そんなことないよ。呟いた真央の声は、力なく石張りの沓脱に落ちた。

 「姉ちゃんは、俺のこと買い被ってる。」

 そして彼は、寒いから中入ろう、と、貴子の手を離して室内へ引っ込んだ。もう話は終わりだ、と、まだ骨が大人になりきっていない背中が孝子を拒絶していた。

 きちんとした家庭でしつけられた痕跡を、いくらでも残している真央。今ならまだ、手遅れではない。そう言いたいのに、彼の背中の寂しさが、貴子の言葉を拒む。こんなふうに会話が途中で一方的に打ち切られるなんて、はじめてのことだった。こうなってしまえば貴子も、真央の背中に続くしかない。これ以上言いつのれば、真央はすぐにでも手ぶらで部屋を出て、もう二度と帰ってはこないだろうと思われた。真央は観音通りの売れっ子だ。
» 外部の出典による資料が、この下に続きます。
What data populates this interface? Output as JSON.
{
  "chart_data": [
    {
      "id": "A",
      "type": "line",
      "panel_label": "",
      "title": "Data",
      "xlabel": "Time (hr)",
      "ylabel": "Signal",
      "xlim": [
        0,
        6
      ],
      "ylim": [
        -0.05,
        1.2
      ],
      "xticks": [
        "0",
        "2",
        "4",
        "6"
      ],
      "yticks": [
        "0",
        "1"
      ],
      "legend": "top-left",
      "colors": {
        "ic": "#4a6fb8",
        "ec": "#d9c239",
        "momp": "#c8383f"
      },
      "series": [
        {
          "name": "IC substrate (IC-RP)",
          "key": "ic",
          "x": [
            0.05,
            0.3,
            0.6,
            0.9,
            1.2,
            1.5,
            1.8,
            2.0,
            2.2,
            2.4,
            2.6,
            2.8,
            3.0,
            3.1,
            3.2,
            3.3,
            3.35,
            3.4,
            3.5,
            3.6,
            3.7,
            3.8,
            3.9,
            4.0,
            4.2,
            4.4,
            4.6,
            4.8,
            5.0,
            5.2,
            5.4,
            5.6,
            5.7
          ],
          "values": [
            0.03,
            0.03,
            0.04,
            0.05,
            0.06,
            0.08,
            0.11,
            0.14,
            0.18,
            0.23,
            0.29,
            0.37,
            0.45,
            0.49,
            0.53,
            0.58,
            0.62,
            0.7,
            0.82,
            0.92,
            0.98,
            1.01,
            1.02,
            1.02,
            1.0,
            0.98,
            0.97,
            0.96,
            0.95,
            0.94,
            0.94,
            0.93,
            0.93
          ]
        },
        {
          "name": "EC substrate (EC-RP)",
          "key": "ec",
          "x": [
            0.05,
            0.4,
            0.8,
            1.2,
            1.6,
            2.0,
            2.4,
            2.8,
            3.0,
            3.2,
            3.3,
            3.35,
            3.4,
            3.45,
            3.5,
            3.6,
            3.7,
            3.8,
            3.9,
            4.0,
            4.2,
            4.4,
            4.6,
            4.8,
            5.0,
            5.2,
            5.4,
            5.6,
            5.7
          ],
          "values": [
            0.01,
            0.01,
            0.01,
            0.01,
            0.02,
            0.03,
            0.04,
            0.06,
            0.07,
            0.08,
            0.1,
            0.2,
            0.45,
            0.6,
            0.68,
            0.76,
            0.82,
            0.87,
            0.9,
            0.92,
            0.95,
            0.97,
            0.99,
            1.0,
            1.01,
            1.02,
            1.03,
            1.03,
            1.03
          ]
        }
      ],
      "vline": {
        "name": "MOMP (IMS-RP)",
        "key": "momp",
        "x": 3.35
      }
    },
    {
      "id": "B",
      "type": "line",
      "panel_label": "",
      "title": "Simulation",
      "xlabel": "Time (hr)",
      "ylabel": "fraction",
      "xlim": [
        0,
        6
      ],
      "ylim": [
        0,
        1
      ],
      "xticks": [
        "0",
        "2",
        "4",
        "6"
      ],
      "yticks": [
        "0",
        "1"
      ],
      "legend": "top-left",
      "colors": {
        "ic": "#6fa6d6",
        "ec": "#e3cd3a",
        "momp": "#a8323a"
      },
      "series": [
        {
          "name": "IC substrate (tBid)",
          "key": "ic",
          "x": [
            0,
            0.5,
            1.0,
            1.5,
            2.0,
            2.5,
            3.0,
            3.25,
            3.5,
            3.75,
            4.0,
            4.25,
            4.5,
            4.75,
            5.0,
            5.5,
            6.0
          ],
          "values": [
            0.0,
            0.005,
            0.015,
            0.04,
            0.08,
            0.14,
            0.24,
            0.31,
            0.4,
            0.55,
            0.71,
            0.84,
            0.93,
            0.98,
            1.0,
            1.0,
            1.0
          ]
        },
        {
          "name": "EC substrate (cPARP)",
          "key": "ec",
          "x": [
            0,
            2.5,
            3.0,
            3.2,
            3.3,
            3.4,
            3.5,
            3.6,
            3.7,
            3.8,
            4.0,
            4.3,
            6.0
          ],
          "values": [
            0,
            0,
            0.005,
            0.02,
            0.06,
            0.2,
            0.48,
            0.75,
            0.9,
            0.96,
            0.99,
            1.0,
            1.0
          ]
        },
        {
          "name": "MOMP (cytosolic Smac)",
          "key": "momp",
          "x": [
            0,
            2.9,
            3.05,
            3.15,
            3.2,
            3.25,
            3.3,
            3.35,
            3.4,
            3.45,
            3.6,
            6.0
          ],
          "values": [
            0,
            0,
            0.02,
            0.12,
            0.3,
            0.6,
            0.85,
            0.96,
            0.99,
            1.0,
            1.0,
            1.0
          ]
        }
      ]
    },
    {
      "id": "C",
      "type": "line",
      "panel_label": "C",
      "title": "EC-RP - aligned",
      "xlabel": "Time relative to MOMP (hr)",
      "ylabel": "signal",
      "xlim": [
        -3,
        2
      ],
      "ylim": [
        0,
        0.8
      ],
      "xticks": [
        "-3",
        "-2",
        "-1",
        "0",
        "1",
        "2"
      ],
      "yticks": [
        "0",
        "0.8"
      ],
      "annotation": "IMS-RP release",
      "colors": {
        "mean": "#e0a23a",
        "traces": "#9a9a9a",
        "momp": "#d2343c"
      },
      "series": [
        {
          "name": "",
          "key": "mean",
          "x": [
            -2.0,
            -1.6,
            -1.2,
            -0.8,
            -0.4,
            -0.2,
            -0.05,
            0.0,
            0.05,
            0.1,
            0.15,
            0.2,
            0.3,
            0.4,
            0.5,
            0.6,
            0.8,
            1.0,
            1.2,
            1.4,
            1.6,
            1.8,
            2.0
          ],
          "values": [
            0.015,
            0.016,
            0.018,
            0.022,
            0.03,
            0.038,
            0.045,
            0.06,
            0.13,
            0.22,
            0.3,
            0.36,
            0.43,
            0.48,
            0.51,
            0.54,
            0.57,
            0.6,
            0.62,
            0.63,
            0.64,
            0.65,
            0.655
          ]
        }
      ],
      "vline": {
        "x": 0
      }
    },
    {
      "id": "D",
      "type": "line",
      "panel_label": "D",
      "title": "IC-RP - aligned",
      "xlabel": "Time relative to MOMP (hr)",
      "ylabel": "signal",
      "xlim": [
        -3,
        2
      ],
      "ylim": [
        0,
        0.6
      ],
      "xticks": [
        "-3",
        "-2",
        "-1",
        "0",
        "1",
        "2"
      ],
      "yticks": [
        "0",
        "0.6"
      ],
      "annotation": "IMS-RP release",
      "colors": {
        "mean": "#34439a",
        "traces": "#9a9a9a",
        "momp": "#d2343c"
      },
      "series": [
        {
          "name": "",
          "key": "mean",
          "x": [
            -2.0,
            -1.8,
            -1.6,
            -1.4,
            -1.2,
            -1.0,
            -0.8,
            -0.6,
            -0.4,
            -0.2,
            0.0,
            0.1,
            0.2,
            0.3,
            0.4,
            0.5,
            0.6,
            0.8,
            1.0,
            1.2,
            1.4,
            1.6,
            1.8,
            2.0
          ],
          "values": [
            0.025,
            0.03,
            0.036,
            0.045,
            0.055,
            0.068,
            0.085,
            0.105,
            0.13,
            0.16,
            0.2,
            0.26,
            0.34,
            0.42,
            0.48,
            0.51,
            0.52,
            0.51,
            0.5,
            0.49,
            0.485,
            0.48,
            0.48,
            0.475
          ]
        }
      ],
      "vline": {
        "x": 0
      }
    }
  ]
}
自分ひとりの身体さえあれば、どうにでも食っていける。貴子はそのことを、痛いほどよく知っていた。

 リビングに入って、エアコンのスイッチを入れた真央は、貴子を振り向いて、いつものように笑いかけた。

 「お腹空いたよ、姉ちゃん。」

 マフラーをほどき、コートを脱げば、首に刻まれた痕の痛々しさがあらわになる。それでも貴子は、それ以上言葉を紡げない。失うことが、怖い。自分が真央との暮らしをそんなふうに感じるほど深みにはまっていることに、はじめて気が付いた。ひとりには、もう戻りたくない。そう感じる自分が、怖かった。この暮らしは一時的で、最後は結局ひとり。そんな当たり前のことが、分からないはずもないのに。

 「スープを温めるわ。」

 貴子が台所に入っても、真央はついてこなかった。お互い、頭を冷やす時間が必要。本当に賢い子だと思う。
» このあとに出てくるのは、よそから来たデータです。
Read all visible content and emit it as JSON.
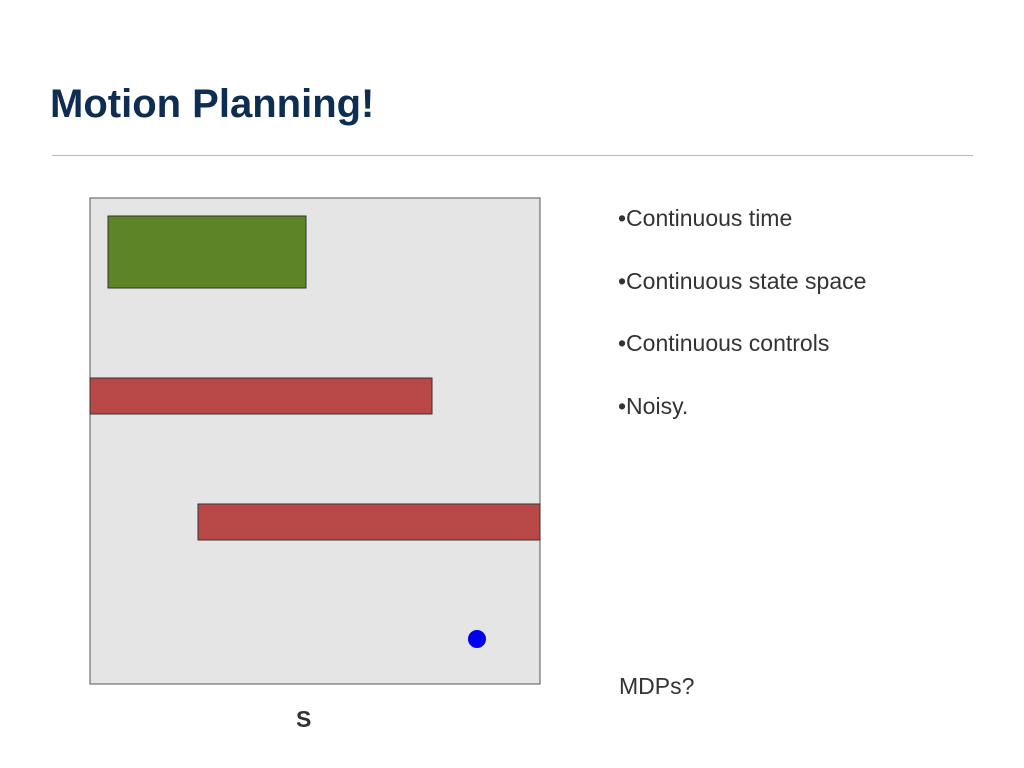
{
  "header": {
    "title": "Motion Planning!"
  },
  "diagram": {
    "label": "S"
  },
  "bullets": [
    "•Continuous time",
    "•Continuous state space",
    "•Continuous controls",
    "•Noisy."
  ],
  "footer_note": "MDPs?"
}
 貴子はスープを温めて皿につぎ、それから洗面所から持ってきたタオルを濡らして絞った。首を絞められた後は、締められたところを冷やしておいた方が、治りが早いし痛みが少ない。観音通りの売春婦なりの知恵だった。

 「真央。これ。」

 タオルを渡された真央は、大人しくそれを首に巻いてから、スープをスプーンできれいにすくう。

 「姉ちゃん。」

 「なに?」

 「俺、出て行こうか。」

 言われると思っていたので、さほど動揺はしないで済んだ。

 「なんで?」

 「……いない方が、姉ちゃんはひとりで落ち着いて暮らせると思うから。」

 貴子は、自分は今だって落ち着いていると、真央と自分自身に示すために、スープをゆっくりと啜った。

 「真央は、出ていきたいの?」

 問われた真央は、しばらく考えた後、首を横に振った。

 「俺、まだ姉ちゃんといたい。」

 いっそ幼いような口調は、その分だけ真摯に聞こえた。貴子は、いっそ泣きたい気分で小さく頷いて見せた。

 「なら、いいじゃない。」

 真央は一拍の間の後、ぎこちなく微笑んだ。貴子も同じ表情を返した。

 お互い、過去は傷痕だらけで、探られればいくらでも腹が痛む。分かっていて、これまでそれらには触れないできたのに、段々そうもいかなくなってきていることが、貴子にじんわりとした恐怖を与えていた。